Art History is one of the principal avenues of inquiry into the psychology of visual expression. All human cultures, regardless of time and geography, have resorted to visual communication to express, explore, understand, and reveal their public as well as their private lives.
The BA in Art History provides students with the practical, conceptual and methodological skills required to understand this visual communication. The act of viewing is neither passive nor naïve, but rather an active and intentional series of choices meant to create meaning: it is an act of visual intelligence. The study of art history allows students to develop and mature their visual intelligence by focusing on both visual and verbal thinking.
Program Learning Outcomes
- Students will develop the writing competencies used in the discipline of art history: the ability to write both descriptively and analytically about works of visual art in a variety of media, to write critically about theoretical texts, and to write an independent research paper that develops and supports a thesis based on visual analysis and scholarly research.
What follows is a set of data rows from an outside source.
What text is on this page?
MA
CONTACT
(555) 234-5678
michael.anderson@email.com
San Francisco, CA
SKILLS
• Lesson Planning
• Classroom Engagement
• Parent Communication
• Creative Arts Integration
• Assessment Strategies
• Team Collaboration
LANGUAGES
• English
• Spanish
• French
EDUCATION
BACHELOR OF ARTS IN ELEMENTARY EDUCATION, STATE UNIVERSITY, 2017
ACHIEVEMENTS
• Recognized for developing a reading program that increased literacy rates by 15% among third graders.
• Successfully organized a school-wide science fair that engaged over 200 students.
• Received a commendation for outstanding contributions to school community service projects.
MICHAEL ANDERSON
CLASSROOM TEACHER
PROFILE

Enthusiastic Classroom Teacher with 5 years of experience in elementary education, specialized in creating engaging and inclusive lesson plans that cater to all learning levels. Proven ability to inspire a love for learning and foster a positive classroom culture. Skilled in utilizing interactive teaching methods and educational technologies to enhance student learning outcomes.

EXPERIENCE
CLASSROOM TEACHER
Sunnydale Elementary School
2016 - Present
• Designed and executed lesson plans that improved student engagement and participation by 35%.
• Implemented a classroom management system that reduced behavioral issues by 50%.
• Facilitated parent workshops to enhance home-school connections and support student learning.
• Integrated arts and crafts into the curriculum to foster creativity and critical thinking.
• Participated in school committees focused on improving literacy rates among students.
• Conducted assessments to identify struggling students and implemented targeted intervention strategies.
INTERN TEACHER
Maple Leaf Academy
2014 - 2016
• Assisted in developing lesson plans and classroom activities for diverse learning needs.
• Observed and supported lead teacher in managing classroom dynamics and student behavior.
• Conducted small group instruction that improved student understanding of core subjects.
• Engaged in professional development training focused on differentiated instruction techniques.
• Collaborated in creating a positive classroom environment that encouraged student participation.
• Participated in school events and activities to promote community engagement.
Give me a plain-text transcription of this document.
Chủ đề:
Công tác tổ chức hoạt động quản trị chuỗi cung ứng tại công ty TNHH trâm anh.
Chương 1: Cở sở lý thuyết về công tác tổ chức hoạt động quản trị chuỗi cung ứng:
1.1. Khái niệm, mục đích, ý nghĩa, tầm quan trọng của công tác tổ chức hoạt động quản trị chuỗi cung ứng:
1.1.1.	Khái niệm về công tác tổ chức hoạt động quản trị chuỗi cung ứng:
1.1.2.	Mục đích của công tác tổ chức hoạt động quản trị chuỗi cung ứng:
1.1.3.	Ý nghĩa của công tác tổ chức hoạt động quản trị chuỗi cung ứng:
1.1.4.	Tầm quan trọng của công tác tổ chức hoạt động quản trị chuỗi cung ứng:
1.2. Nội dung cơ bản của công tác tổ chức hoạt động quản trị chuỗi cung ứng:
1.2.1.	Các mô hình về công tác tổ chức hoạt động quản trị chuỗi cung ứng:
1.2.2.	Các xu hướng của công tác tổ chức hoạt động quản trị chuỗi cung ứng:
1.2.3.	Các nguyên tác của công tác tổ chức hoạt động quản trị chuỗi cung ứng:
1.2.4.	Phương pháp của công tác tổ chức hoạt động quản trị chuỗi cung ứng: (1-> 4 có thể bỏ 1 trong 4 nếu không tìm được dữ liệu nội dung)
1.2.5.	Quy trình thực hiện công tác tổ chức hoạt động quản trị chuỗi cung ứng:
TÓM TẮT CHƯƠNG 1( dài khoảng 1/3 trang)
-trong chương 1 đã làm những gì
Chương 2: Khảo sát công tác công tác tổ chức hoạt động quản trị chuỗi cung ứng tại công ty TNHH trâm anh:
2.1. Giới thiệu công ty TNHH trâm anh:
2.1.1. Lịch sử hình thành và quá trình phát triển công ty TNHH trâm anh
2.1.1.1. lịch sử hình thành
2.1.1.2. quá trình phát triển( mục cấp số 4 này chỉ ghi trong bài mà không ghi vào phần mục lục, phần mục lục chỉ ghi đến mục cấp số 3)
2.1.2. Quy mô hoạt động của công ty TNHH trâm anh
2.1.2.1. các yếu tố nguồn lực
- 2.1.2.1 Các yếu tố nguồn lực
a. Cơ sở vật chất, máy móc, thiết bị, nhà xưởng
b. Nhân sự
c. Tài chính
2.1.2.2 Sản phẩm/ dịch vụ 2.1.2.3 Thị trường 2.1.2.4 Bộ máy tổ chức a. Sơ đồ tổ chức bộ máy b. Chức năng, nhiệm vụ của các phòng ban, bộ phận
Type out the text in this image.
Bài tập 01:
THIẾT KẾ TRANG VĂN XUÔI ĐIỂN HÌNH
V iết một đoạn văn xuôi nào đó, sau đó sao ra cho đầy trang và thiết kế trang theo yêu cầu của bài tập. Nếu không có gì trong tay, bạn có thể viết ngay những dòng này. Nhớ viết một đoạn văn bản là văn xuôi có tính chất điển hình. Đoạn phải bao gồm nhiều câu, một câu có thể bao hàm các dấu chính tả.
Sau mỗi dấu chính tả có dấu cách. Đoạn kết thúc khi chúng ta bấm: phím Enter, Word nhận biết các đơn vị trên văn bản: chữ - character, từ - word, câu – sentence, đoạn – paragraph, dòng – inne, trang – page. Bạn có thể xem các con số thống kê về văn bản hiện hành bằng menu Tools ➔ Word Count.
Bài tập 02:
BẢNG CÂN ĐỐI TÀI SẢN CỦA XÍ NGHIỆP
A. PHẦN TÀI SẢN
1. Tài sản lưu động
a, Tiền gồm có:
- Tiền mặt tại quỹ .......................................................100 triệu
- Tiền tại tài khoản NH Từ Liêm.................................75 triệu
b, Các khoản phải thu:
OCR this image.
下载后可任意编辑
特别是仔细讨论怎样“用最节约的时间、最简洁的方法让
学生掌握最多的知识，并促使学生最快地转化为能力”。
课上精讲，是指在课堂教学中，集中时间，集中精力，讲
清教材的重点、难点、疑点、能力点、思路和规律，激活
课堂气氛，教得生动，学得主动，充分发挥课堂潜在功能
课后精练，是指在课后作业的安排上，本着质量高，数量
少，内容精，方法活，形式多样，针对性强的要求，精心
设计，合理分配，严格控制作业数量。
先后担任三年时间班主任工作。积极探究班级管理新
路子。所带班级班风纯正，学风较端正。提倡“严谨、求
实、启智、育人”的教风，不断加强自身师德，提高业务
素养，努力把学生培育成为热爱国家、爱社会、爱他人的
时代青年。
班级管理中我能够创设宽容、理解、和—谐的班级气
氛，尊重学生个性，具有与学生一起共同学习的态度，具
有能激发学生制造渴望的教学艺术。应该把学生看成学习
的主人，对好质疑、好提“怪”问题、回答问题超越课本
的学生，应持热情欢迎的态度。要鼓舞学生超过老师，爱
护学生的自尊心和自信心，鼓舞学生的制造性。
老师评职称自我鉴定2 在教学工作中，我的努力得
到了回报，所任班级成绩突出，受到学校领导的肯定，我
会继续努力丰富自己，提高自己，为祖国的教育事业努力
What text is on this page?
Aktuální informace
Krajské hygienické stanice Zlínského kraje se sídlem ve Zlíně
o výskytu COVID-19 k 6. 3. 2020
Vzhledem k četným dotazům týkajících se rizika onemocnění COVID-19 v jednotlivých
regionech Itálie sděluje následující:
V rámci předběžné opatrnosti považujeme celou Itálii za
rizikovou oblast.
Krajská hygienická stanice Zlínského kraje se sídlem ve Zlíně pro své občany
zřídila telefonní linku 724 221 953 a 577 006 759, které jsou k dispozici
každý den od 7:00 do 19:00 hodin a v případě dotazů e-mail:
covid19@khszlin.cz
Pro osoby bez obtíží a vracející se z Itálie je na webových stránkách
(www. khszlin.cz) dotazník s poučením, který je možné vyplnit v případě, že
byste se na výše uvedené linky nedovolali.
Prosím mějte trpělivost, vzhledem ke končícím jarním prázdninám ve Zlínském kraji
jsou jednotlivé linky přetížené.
- Students will be able to locate works of art and visual culture within the context of world art history and articulate the relationship between intended meaning/function and audience response in specific cultural and historical contexts.
- Students will be able to conduct advanced art historical research using the full range of scholarly resources.
While the Art Department encourages all students to take AP studio classes to prepare them for their studies at Chapman these courses are not considered equivalents to Chapman’s foundation studio art courses and therefore cannot be counted towards Chapman's BFA in Art.